Carey, Delaney and Risheq agreed on a number of the issues, particularly their desire to see the expansion of Medicaid in Virginia and the need to address partisan voting districts in the Commonwealth. “Some of these districts look like Rorschach tests,” said Carey. “We need an independent commission to address this.”
“It’s appalling that redistricting legislation never even made it out of committee in this last legislative session,” said Delaney.
Risheq said it was “time to give the people back their voices.”
There was no disagreement on the need to address the state’s opioid epidemic as a health crisis and not a criminal issue, nor did they disagree efforts to raise the minimum wage. They agreed on environmental protection issues and on allowing the medical use of marijuana and decriminalizing its general use.
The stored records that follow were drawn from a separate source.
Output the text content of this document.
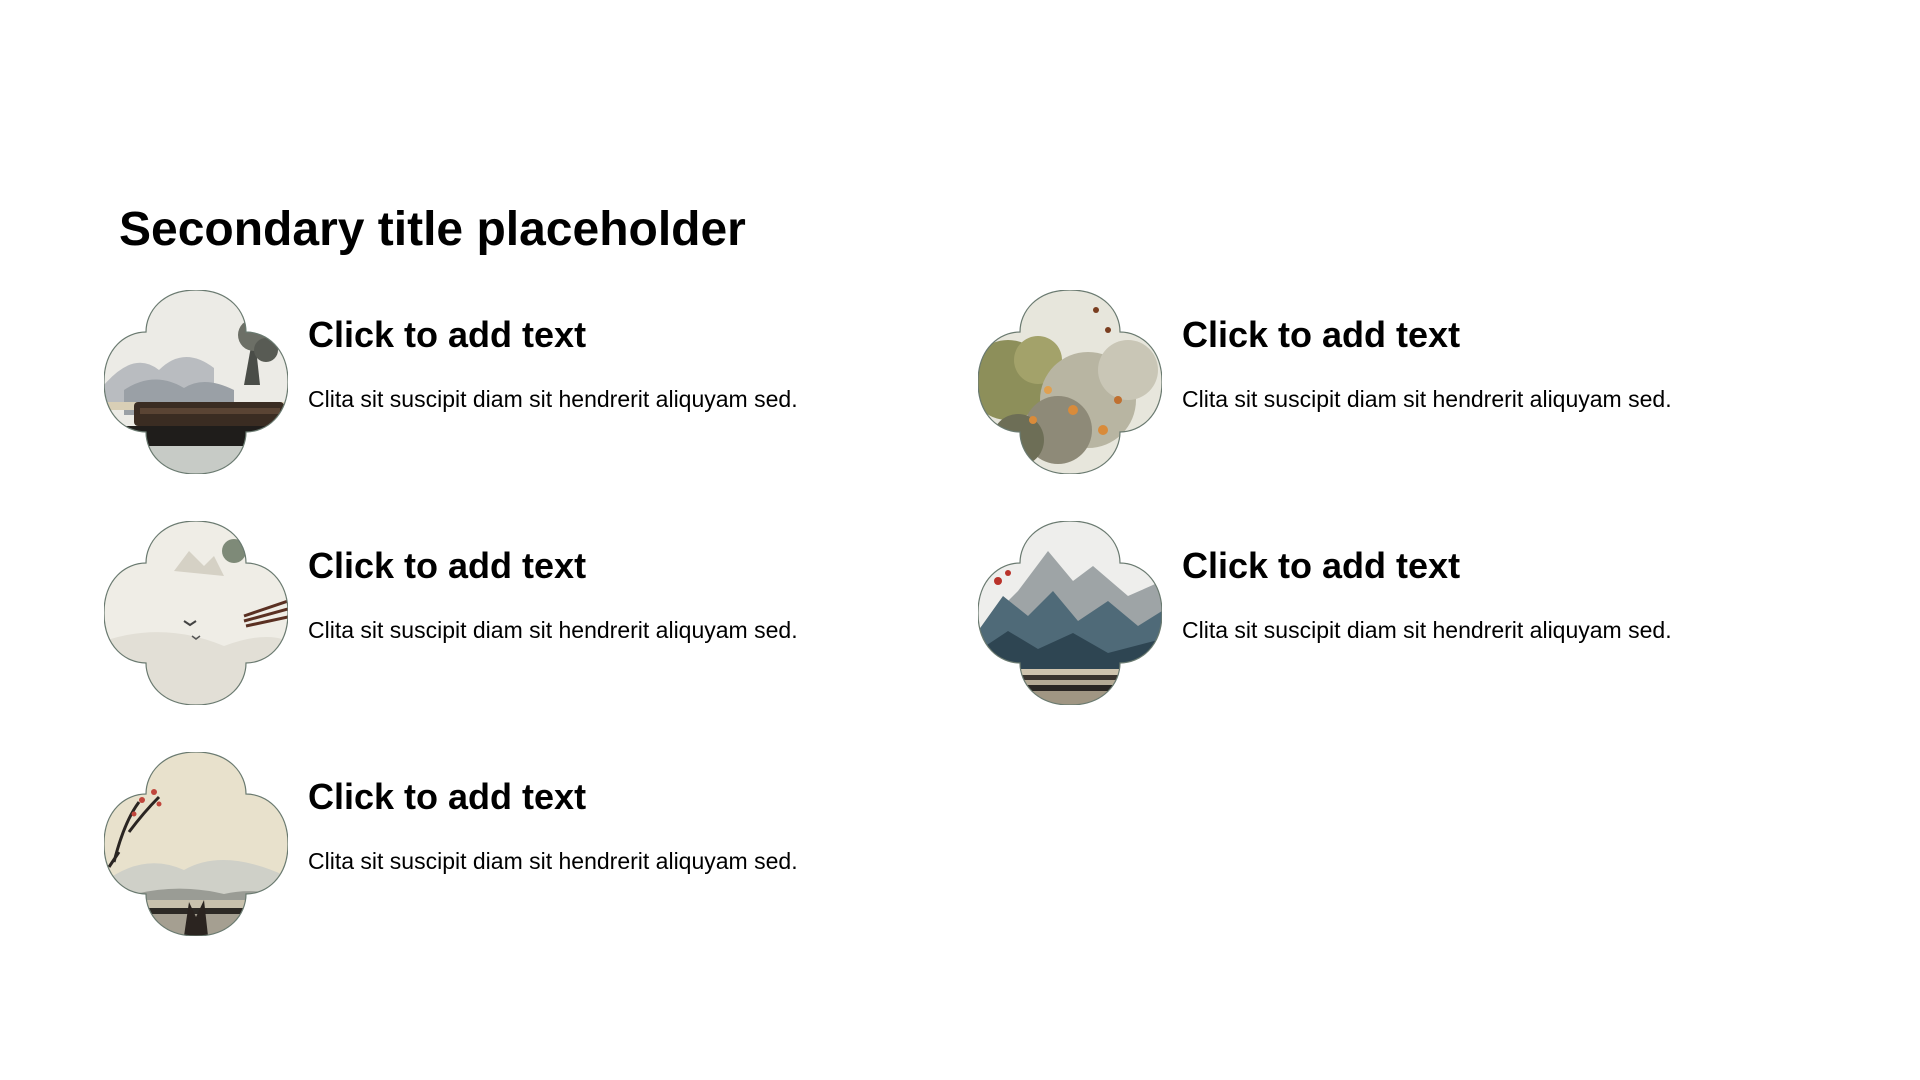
Secondary title placeholder
Click to add text
Clita sit suscipit diam sit hendrerit aliquyam sed.
Click to add text
Clita sit suscipit diam sit hendrerit aliquyam sed.
Click to add text
Clita sit suscipit diam sit hendrerit aliquyam sed.
Click to add text
Clita sit suscipit diam sit hendrerit aliquyam sed.
Click to add text
Clita sit suscipit diam sit hendrerit aliquyam sed.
As the debate continued, it became apparent than the three advocated for similar policies, legislation and actions on most of the topics raised.
Risheq offered specific answers on what steps she would take toward addressing each issue.
“Body cameras, as well as training,” she responded to the question on addressing perceived institutional racism in law enforcement. “Energy efficient schools and building to save money, then make money” was her answer about not only environmental concerns, but also where to find the funds to fill the budgetary shortfalls. “The numbers show we could produce about $1 million per year per school with clean energy.” To alleviate unemployment and underemployment, create new and better jobs and stimulate investment in Virginia “work training programs … free community college with certain conditions, and emphasis on STEAM education.”
Carey got first crack at the question of how, if elected, he would convince his Republican colleagues to support Medicaid expansion in Virginia. His immediate response was that not doing so makes no sense. "It would mean health care for 400,000 more Virginians, more jobs, more tax revenues." Carey said he would educate opponents, and mobilize the people of Virginia, something he has experience doing on a number of "get out the vote" initiatives. "Let the people do the convincing. Get them down to Richmond to be heard."
Marsden asked how the candidates would tackle the fact that the state ranks sixth highest for the cost of a four-year college degree, and 12th for community or junior colleges.
"Virginians shouldn't have to choose between education and debt," said Delaney. "Innovation is a big part of the answer." Delaney said greater focus on innovation can help solve problems and generate revenue for all the state's needs.
The primary to decide who will face LeMunyon takes place on June 13. Early voting is already underway.